Microsoft’s New AI Watchdog Meant to Detect Malicious Prompts

image provided by pixabay

This post is also available in: עברית (Hebrew)

Microsoft announces new techniques to fight against two types of attacks used by malicious actors to jailbreak AI systems – AI Spotlighting (which separates user instructions from provided poisonous content) and AI Watchdog (which is trained to detect adversarial instructions).

Attacks in which malicious actors use malicious prompts and poisoned content can cause potential harm, in what is referred to as “jailbreaking” the AI models. Such consequences can range from harmless (causing an AI interface to talk like a pirate) to downright dangerous (inducing AI to provide detailed instructions on how to achieve illegal activities).

Microsoft’s new defense techniques are designed to fight two kinds of attacks: malicious prompts (user input attempts to bypass safety systems in order to achieve a dangerous goal) and poison attacks. According to Interesting Engineering, a poisoned content attack occurs when a well-intentioned user asks an AI system to process a seemingly harmless document that contains content created by a malicious third party with the purpose of exploiting a flaw in the AI system.

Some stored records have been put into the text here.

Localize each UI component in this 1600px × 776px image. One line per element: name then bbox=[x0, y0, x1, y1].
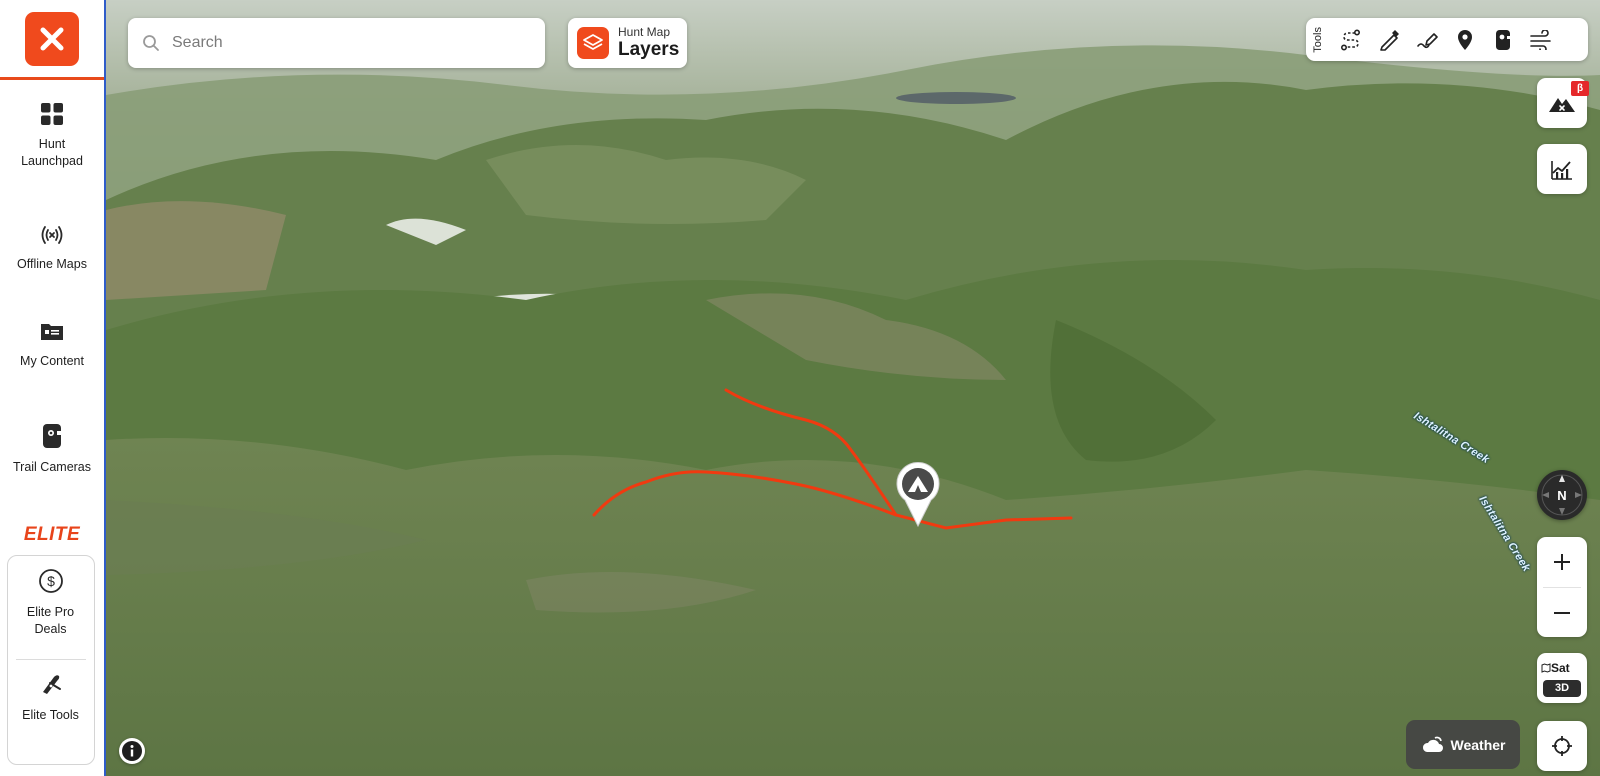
chart-icon bbox=[1551, 161, 1572, 180]
compass-label: N bbox=[1557, 488, 1566, 503]
zoom-controls bbox=[1537, 537, 1587, 637]
svg-text:$: $ bbox=[47, 573, 55, 589]
pocket-knife-icon bbox=[42, 675, 61, 694]
compass-icon: N bbox=[1541, 474, 1583, 516]
broadcast-icon bbox=[41, 226, 63, 244]
sidebar-item-label: Trail Cameras bbox=[12, 460, 92, 474]
line-icon bbox=[1380, 29, 1399, 51]
trail-camera-tool-button[interactable] bbox=[1484, 20, 1522, 60]
sidebar-item-elite-pro-deals[interactable]: $ Elite Pro Deals bbox=[8, 568, 93, 638]
tools-toolbar: Tools bbox=[1306, 18, 1588, 61]
sidebar-item-label: Elite Tools bbox=[22, 708, 79, 722]
beta-badge: β bbox=[1571, 81, 1589, 96]
locate-me-button[interactable] bbox=[1537, 721, 1587, 771]
search-icon bbox=[143, 35, 159, 51]
close-icon bbox=[40, 27, 64, 50]
weather-icon bbox=[1422, 736, 1443, 752]
sidebar-item-my-content[interactable]: My Content bbox=[0, 321, 104, 370]
wind-icon bbox=[1530, 29, 1551, 50]
sidebar-item-label: My Content bbox=[20, 354, 84, 368]
plus-icon bbox=[1554, 554, 1570, 570]
draw-icon bbox=[1417, 32, 1438, 48]
elite-section: $ Elite Pro Deals Elite Tools bbox=[7, 555, 95, 765]
camp-marker-pin[interactable] bbox=[895, 462, 941, 528]
sidebar-item-label: Elite Pro Deals bbox=[26, 605, 75, 636]
folder-icon bbox=[41, 324, 63, 340]
sidebar-item-label: Offline Maps bbox=[17, 257, 87, 271]
elite-label: ELITE bbox=[23, 524, 81, 545]
sidebar: Hunt Launchpad Offline Maps My Content T… bbox=[0, 0, 106, 776]
marker-tool-button[interactable] bbox=[1446, 20, 1484, 60]
logo-area bbox=[0, 0, 104, 80]
layers-text: Hunt Map Layers bbox=[618, 24, 680, 61]
basemap-label: Sat bbox=[1551, 661, 1570, 675]
map-canvas[interactable]: Ishtalitna Creek Ishtalitna Creek bbox=[106, 0, 1600, 776]
map-icon bbox=[1541, 663, 1551, 673]
crosshair-icon bbox=[1552, 736, 1572, 756]
layers-icon bbox=[577, 27, 609, 59]
weather-button[interactable]: Weather bbox=[1406, 720, 1520, 769]
terrain-3d-view[interactable] bbox=[106, 0, 1600, 776]
sidebar-item-label: Hunt Launchpad bbox=[21, 137, 83, 168]
sidebar-item-trail-cameras[interactable]: Trail Cameras bbox=[0, 423, 104, 476]
trail-camera-icon bbox=[1496, 29, 1511, 50]
info-icon bbox=[122, 741, 142, 761]
sidebar-item-offline-maps[interactable]: Offline Maps bbox=[0, 224, 104, 273]
wind-tool-button[interactable] bbox=[1522, 20, 1560, 60]
layers-subtitle: Hunt Map bbox=[618, 24, 671, 39]
search-bar[interactable] bbox=[128, 18, 545, 68]
app-logo-button[interactable] bbox=[25, 11, 79, 66]
draw-tool-button[interactable] bbox=[1408, 20, 1446, 60]
compass-button[interactable]: N bbox=[1537, 470, 1587, 520]
map-info-button[interactable] bbox=[119, 738, 145, 764]
grid-icon bbox=[41, 103, 63, 125]
search-input[interactable] bbox=[170, 33, 534, 53]
weather-label: Weather bbox=[1450, 736, 1506, 753]
divider bbox=[16, 659, 86, 660]
elevation-profile-button[interactable] bbox=[1537, 144, 1587, 194]
zoom-out-button[interactable] bbox=[1537, 588, 1587, 638]
tools-label: Tools bbox=[1312, 26, 1324, 53]
zoom-in-button[interactable] bbox=[1537, 537, 1587, 587]
dollar-icon: $ bbox=[38, 569, 63, 593]
view-mode-badge: 3D bbox=[1543, 680, 1581, 697]
layers-button[interactable]: Hunt Map Layers bbox=[568, 18, 687, 68]
sidebar-item-elite-tools[interactable]: Elite Tools bbox=[8, 671, 93, 724]
sidebar-item-hunt-launchpad[interactable]: Hunt Launchpad bbox=[0, 102, 104, 170]
minus-icon bbox=[1554, 612, 1570, 614]
line-tool-button[interactable] bbox=[1370, 20, 1408, 60]
terrain-tool-button[interactable]: β bbox=[1537, 78, 1589, 128]
route-tool-button[interactable] bbox=[1332, 20, 1370, 60]
marker-icon bbox=[1458, 29, 1472, 50]
trail-camera-icon bbox=[43, 424, 62, 448]
layers-title: Layers bbox=[618, 38, 680, 60]
basemap-toggle-button[interactable]: Sat 3D bbox=[1537, 653, 1587, 703]
route-icon bbox=[1340, 28, 1361, 50]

The company’s new defense technique is called Spotlighting, and it dramatically reduces the success rate of these kinds of attacks. It works by making external data clearly separable from the instructions to the LLM, so the LLM can’t read additional instructions hidden in the content and can only use the content for analysis.

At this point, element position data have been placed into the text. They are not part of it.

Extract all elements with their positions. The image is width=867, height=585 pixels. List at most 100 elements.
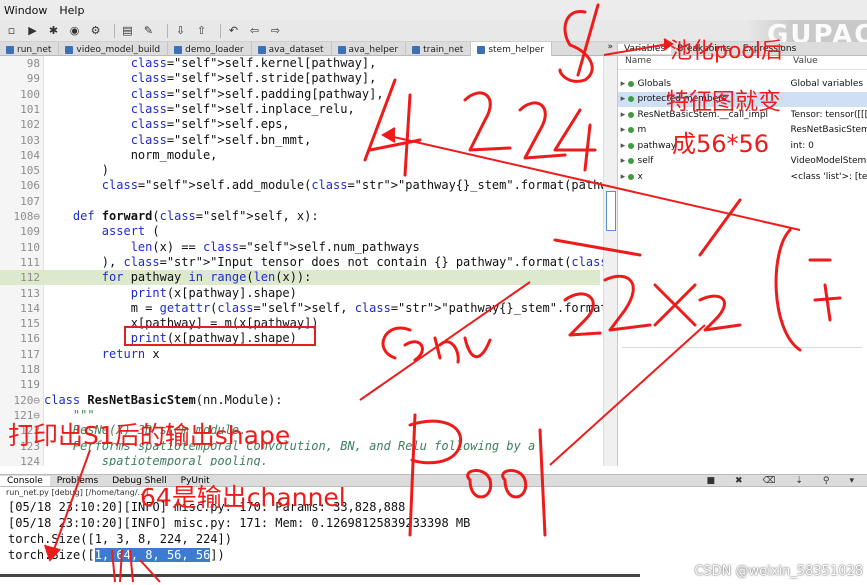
code-line[interactable]: 119 xyxy=(0,377,600,392)
line-number: 112 xyxy=(20,271,40,285)
tab-overflow-button[interactable]: » xyxy=(603,42,617,55)
console-process-label: run_net.py [debug] [/home/tang/...] xyxy=(6,488,149,497)
expand-arrow-icon[interactable]: ▸ xyxy=(618,141,628,151)
view-menu-icon[interactable]: ▾ xyxy=(842,476,861,486)
code-text: class="self">self.stride[pathway], xyxy=(130,71,377,86)
clear-console-icon[interactable]: ⌫ xyxy=(756,476,783,486)
code-line[interactable]: 114 m = getattr(class="self">self, class… xyxy=(0,301,617,316)
editor-scrollbar-thumb[interactable] xyxy=(606,191,616,231)
code-line[interactable]: 107 xyxy=(0,194,600,209)
editor-tab[interactable]: run_net xyxy=(0,42,60,56)
variable-icon xyxy=(627,173,634,180)
code-line[interactable]: 106 class="self">self.add_module(class="… xyxy=(0,178,617,193)
pencil-icon[interactable]: ✎ xyxy=(141,23,156,38)
menu-help[interactable]: Help xyxy=(59,4,84,17)
menu-window[interactable]: Window xyxy=(4,4,47,17)
editor-tab[interactable]: demo_loader xyxy=(168,42,252,56)
watermark: CSDN @weixin_58351028 xyxy=(694,564,863,579)
external-tools-icon[interactable]: ⚙ xyxy=(88,23,103,38)
line-number: 116 xyxy=(20,332,40,346)
variable-row[interactable]: ▸ x <class 'list'>: [tens xyxy=(618,169,867,184)
code-line[interactable]: 118 xyxy=(0,362,600,377)
code-line[interactable]: 109 assert ( xyxy=(0,224,600,239)
code-line[interactable]: 110 len(x) == class="self">self.num_path… xyxy=(0,240,600,255)
pin-console-icon[interactable]: ⚲ xyxy=(816,476,837,486)
line-number: 114 xyxy=(20,301,40,315)
last-edit-icon[interactable]: ↶ xyxy=(226,23,241,38)
variable-value: VideoModelStem xyxy=(790,156,867,166)
editor-tab[interactable]: ava_helper xyxy=(332,42,407,56)
code-text: class="self">self.kernel[pathway], xyxy=(130,56,377,70)
editor-scrollbar[interactable] xyxy=(603,56,617,466)
code-line[interactable]: 120⊖ class ResNetBasicStem(nn.Module): xyxy=(0,393,600,408)
line-number: 108⊖ xyxy=(13,210,41,223)
coverage-icon[interactable]: ◉ xyxy=(67,23,82,38)
run-icon[interactable]: ▶ xyxy=(25,23,40,38)
code-text: norm_module, xyxy=(44,147,218,162)
code-line[interactable]: 104 norm_module, xyxy=(0,148,600,163)
code-text: ), class="str">"Input tensor does not co… xyxy=(44,254,617,269)
code-line[interactable]: 102 class="self">self.eps, xyxy=(0,117,600,132)
expand-arrow-icon[interactable]: ▸ xyxy=(618,172,628,182)
variable-icon xyxy=(627,80,634,87)
python-file-icon xyxy=(6,45,14,54)
editor-tab-label: run_net xyxy=(17,44,52,55)
remove-launch-icon[interactable]: ✖ xyxy=(728,476,750,486)
terminate-icon[interactable]: ■ xyxy=(700,476,723,486)
toolbar-divider xyxy=(114,23,115,38)
line-number: 100 xyxy=(20,87,40,101)
code-line[interactable]: 99 class="self">self.stride[pathway], xyxy=(0,71,600,86)
code-text: class="self">self.padding[pathway], xyxy=(130,86,384,101)
code-line[interactable]: 103 class="self">self.bn_mmt, xyxy=(0,133,600,148)
code-line[interactable]: 124 spatiotemporal pooling. xyxy=(0,454,600,466)
expand-arrow-icon[interactable]: ▸ xyxy=(618,79,628,89)
code-line[interactable]: 117 return x xyxy=(0,347,600,362)
highlight-box xyxy=(124,326,316,346)
code-line[interactable]: 111 ), class="str">"Input tensor does no… xyxy=(0,255,617,270)
editor-tab-label: train_net xyxy=(423,44,464,55)
python-file-icon xyxy=(337,45,346,54)
selected-shape[interactable]: 1, 64, 8, 56, 56 xyxy=(94,548,211,562)
code-line[interactable]: 112 for pathway in range(len(x)): xyxy=(0,270,600,286)
code-editor[interactable]: 98 class="self">self.kernel[pathway], 99 … xyxy=(0,56,617,466)
menu-bar: Window Help xyxy=(0,0,867,20)
tab-problems[interactable]: Problems xyxy=(50,476,105,486)
code-line[interactable]: 113 print(x[pathway].shape) xyxy=(0,286,600,301)
code-line[interactable]: 100 class="self">self.padding[pathway], xyxy=(0,87,600,102)
python-file-icon xyxy=(412,45,421,54)
editor-tab[interactable]: ava_dataset xyxy=(252,42,332,56)
line-number: 120⊖ xyxy=(13,393,41,407)
tab-console[interactable]: Console xyxy=(0,475,50,486)
editor-tab[interactable]: train_net xyxy=(406,42,472,56)
back-icon[interactable]: ⇦ xyxy=(247,23,262,38)
python-file-icon xyxy=(174,45,183,54)
new-file-icon[interactable]: ▫ xyxy=(4,23,19,38)
console-hscrollbar[interactable] xyxy=(0,574,640,577)
editor-tab[interactable]: video_model_build xyxy=(59,42,169,56)
expand-arrow-icon[interactable]: ▸ xyxy=(618,110,628,120)
code-line[interactable]: 101 class="self">self.inplace_relu, xyxy=(0,102,600,117)
scroll-lock-icon[interactable]: ⇣ xyxy=(788,476,810,486)
code-text: len(x) == class="self">self.num_pathways xyxy=(130,239,420,254)
code-line[interactable]: 108⊖ def forward(class="self">self, x): xyxy=(0,209,600,224)
line-number: 115 xyxy=(20,317,40,331)
expand-arrow-icon[interactable]: ▸ xyxy=(618,94,628,104)
expand-arrow-icon[interactable]: ▸ xyxy=(618,125,628,135)
debug-icon[interactable]: ✱ xyxy=(46,23,61,38)
code-line[interactable]: 98 class="self">self.kernel[pathway], xyxy=(0,56,600,71)
code-line[interactable]: 105 ) xyxy=(0,163,600,178)
forward-icon[interactable]: ⇨ xyxy=(268,23,283,38)
line-number: 99 xyxy=(26,72,40,86)
open-folder-icon[interactable]: ▤ xyxy=(120,23,135,38)
editor-tab[interactable]: stem_helper xyxy=(471,42,553,56)
expand-arrow-icon[interactable]: ▸ xyxy=(618,156,628,166)
prev-annotation-icon[interactable]: ⇧ xyxy=(194,23,209,38)
tab-variables[interactable]: Variables xyxy=(618,43,672,54)
code-text: class="self">self.bn_mmt, xyxy=(130,132,312,147)
line-number: 102 xyxy=(20,118,40,132)
variable-value: <class 'list'>: [tens xyxy=(790,171,867,182)
next-annotation-icon[interactable]: ⇩ xyxy=(173,23,188,38)
line-number: 98 xyxy=(26,57,40,70)
console-toolbar: ■ ✖ ⌫ ⇣ ⚲ ▾ xyxy=(700,476,867,486)
console-prefix: torch.Size([ xyxy=(8,548,95,562)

Microsoft further explains that malicious actors have found a way to bypass many content safety filters by using gradually escalating chains of prompts that are not harmful separately, but gradually wear down the LLM’s defenses. “By asking carefully crafted questions or prompts that gradually lead the LLM to a desired outcome, rather than asking for the goal all at once, it is possible to bypass guardrails and filters – this can usually be achieved in fewer than ten interaction turns.” Microsoft deals with this by having the multiturn prompt filter look at the entire pattern of the prior conversation.

The “AI Watchdog” is an additional and separate AI-driven detection system that is trained on adversarial samples, avoids being influenced by malicious instructions while analyzing prompts for adversarial behavior, and finally inspects the LLM’s output to ensure it is not malicious.